1. Keep in mind, do not exercise to exhaustion and a gradual return to activity. Typically, start with low-impact aerobic exercise several times a week. Aerobic exercise such as high-impact types of tennis for example, should be gradual.
2. If the hard exercising outdoors, consider gymnastics through the videos that are sold.
3. The intensity of the exercise, to increase endurance should reach 70-85% maximum heart rate (DNM). DNM is the maximum heart rate is calculated by:
DNM = 220 – Age
To burn fat with a lighter intensity is 60-70% DNM. For example: A person 40 years of age will have DNM = 220-40 = 180. To burn fat
the person must exercise the pulse reaches: 60% x 180 = 108 s / d 70% x 180 = 126.
4. Time. Starting his best, plus slowly.
To increase endurance (endurence) needs time between 1 / 2-1 hours, to burn fat takes longer (more than one hour).
Things to Consider When Exercising
1. Do not just eat well after exercise, eat soft foods or liquids such as green bean porridge. Should we wait for an hour before the big meal. Proper nutrition is also important. With increased activity, we may need more calories to avoid losing weight.
2. Drink in moderation when sweating and do not jump to the bath. Drinking enough liquids is very important when you exercise. Additional water can help replace lost fluids.

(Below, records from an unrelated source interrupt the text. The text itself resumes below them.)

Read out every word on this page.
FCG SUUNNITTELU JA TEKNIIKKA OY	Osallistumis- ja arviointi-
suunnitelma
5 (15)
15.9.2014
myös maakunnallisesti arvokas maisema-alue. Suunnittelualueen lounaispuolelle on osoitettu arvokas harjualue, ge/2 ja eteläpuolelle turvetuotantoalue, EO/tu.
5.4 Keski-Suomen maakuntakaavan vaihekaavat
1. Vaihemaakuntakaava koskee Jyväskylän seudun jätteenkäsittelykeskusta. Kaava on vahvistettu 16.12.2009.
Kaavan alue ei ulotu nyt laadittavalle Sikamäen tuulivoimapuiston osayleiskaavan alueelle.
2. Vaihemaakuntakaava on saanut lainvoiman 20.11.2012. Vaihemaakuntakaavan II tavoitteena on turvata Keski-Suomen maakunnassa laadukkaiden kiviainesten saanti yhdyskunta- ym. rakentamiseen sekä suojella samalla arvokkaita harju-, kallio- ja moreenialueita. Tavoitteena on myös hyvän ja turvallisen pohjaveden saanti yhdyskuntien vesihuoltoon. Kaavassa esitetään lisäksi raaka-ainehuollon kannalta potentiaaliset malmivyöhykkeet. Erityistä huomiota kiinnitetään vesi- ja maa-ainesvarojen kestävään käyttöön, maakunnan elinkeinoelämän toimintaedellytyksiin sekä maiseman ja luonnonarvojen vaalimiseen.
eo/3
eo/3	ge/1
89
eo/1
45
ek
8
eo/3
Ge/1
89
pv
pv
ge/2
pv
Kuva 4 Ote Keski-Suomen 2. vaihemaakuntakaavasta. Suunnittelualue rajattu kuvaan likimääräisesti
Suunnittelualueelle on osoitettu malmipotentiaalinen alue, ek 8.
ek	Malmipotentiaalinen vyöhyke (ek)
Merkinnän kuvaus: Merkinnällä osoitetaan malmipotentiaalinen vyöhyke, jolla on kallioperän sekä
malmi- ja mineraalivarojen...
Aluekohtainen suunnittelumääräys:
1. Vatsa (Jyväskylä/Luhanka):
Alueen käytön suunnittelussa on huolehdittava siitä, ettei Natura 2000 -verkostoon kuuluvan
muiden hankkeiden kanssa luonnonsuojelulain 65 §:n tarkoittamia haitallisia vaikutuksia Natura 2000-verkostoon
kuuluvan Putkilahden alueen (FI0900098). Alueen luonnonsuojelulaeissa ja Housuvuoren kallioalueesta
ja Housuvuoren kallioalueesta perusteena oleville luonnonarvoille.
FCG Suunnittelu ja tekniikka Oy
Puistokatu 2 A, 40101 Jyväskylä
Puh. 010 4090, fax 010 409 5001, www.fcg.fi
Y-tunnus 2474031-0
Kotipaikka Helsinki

Remember that drinking tea, coffee, colas, chocolate, or alcohol can actually lose body liquid.
3. Replace sportswear used when it is too wet.
Things are not recommended in Exercise
1. When you have a fever or pain.
2. To exercise the street when there are varicose veins in the legs and pain in the joints, especially the knees.
3. Diseases:
a. Uncontrolled high blood pressure.
b. Uncontrolled diabetes.
c. Abnormalities of the heart valves.
4. We can become dehydrated (lose too much fluid) if we do not drink enough to withstand the level of body fluids.
5. We can lose lean body mass (lean body mass) when we are too many sports. Severe cases can lead to wasting.
6. We can injure yourself if you are taking any form of exercise.
Mengingkat to a schedule of at least 20 minutes at least three times a week. This schedule can lead to significant improvements in physical health and we are likely to feel better.